Fernand d’Avalos, Espagnol par le sang, était Italien par la naissance. Ses ancêtres étaient venus avec les princes de la maison d’Aragon dans le royaume des Deux-Siciles et s’y étaient établis. Dès sa jeunesse, il avait pris part à toutes les guerres, et il était devenu un capitaine accompli. Les succès qu’avaient obtenus les impériaux depuis quatre années étaient dus surtout à son audace et à son habileté. À la sûreté de vue qui fait entreprendre, il joignait la hardiesse d’exécution qui fait réussir. La prise de Milan en 1521, les défaites successives des Français en Lombardie, la victoire de Pavie, pouvaient lui être attribuées, et il ne manquait pas d’en revendiquer la gloire. Jusque-là les grands services qu’il avait rendus étaient restés sans autre récompense que des louanges stériles. Le fier sentiment de ce qu’il était et de ce qu’il valait lui avait fait quitter un moment l’armée dans les derniers jours de la vie de Prospero Golonna, à qui Fernand d’Avalos ne supportait pas d’être soumis. L’offensant oubli où il avait été laissé après la dernière campagne et la translation du roi de France en Espagne ordonnée par Lannoy tout seul l’avaient profondément blessé. Il avait fait entendre de hautaines et amères paroles. L’éclat de son irritation et les plaintes de son orgueil firent croire qu’il se détacherait aisément de l’empereur, et qu’on gagnerait à la cause italienne cet Italien en l’attirant par l’appât d’une couronne et la satisfaction d’une vengeance.
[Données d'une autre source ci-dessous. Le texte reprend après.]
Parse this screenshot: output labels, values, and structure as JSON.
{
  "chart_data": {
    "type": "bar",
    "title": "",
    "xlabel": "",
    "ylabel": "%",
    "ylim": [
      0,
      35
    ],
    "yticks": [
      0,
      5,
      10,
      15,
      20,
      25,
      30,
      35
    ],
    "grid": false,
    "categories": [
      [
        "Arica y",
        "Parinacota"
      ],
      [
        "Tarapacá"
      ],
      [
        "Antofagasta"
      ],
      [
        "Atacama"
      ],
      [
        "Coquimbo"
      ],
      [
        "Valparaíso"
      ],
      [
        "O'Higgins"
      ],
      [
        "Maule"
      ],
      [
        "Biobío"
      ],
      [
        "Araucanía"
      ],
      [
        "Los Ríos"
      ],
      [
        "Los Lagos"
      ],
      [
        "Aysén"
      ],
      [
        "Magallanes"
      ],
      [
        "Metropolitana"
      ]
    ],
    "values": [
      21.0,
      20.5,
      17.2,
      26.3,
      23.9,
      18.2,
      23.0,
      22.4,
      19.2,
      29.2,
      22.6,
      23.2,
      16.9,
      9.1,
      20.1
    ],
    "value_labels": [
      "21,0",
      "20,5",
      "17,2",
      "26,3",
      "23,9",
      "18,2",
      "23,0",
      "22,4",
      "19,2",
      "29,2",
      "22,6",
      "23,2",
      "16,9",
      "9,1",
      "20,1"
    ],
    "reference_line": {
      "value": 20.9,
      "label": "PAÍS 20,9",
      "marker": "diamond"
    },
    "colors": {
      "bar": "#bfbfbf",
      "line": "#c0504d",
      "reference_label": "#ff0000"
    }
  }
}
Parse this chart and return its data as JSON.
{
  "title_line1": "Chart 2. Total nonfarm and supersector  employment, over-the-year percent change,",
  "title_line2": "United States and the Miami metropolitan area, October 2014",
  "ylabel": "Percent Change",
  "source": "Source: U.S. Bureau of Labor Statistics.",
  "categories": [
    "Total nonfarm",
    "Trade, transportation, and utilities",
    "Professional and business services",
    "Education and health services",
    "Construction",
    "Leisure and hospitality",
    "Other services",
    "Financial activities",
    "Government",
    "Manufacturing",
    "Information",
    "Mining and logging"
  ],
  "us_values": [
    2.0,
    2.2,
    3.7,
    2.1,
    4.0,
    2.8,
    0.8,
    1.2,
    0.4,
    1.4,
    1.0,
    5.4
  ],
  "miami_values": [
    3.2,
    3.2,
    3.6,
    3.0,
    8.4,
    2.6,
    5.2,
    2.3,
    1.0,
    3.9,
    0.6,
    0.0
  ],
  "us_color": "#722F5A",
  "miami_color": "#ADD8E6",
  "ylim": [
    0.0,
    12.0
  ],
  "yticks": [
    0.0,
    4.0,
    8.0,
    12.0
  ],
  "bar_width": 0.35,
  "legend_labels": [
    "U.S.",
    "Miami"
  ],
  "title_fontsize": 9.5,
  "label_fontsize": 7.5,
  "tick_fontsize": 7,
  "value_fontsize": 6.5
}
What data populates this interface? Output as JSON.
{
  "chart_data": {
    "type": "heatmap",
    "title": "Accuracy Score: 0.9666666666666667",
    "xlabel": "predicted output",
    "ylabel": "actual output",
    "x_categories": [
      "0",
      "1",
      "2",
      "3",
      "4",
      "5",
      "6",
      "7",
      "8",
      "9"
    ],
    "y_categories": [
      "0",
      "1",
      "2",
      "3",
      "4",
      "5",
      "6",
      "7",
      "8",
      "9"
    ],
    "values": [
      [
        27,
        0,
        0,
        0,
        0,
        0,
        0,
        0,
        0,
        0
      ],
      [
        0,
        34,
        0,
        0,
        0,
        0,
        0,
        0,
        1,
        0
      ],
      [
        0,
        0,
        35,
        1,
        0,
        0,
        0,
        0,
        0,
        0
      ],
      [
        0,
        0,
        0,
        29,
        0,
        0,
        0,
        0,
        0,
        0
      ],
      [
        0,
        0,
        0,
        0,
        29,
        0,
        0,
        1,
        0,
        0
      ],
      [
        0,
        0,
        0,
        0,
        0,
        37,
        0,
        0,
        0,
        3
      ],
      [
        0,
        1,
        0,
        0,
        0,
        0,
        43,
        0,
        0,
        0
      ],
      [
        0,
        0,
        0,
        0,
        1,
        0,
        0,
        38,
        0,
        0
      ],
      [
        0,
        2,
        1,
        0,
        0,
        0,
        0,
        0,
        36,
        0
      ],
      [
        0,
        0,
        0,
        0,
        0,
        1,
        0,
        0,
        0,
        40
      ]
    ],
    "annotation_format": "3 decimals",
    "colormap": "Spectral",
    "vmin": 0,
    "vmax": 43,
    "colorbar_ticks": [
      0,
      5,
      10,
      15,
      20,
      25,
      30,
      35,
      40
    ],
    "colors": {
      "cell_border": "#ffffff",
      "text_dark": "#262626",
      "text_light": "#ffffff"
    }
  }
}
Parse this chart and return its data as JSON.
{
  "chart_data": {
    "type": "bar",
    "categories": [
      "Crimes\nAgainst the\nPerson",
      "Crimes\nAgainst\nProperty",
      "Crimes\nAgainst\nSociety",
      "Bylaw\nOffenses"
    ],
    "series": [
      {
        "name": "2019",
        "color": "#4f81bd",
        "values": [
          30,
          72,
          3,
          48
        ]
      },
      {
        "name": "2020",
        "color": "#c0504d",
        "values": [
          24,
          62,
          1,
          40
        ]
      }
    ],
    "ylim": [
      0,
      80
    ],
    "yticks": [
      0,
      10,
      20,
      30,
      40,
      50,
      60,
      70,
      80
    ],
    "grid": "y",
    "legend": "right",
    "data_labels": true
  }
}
L’insinuant Morone fut chargé de sonder Pescara et de lui offrir ce qu’il n’aurait jamais osé ambitionner. Il lui parla des sujets qu’il avait d’être mécontent, l’entretint des agitations de l’Italie, et lui demanda ce qu’il en pensait. Pescara convint que l’union des états italiens et de la France serait fort dangereuse pour l’empereur, et qu’elle pourrait bien lui faire perdre le royaume de Naples. — « Et si cela était, ajouta Morone, à qui le donnerait-on ? — Je ne sais, répondit Pescara ; mais on trouverait bien qui l’accepterait. — Ce serait peut-être votre excellence qui l’aurait, continua Morone en souriant, si toutefois cela lui convenait. » Après cette insinuation, Morone s’arrêta et ne poussa pas l’entretien plus loin[1].

  1. Lettre de Pescara à Charles-Quint du 30 juillet. — Archives impériales et royales de Vienne. — « Esame di Girolamo Morone in prigiono del marchese di Pescara, nel castello di Pavia a’ 25 ottobre 1525. » — Ricordi inediti di Girolamo Morone, publicati dal C. Tullio Dandolo ; Milano 1855, in-8o, p. 148 à 170.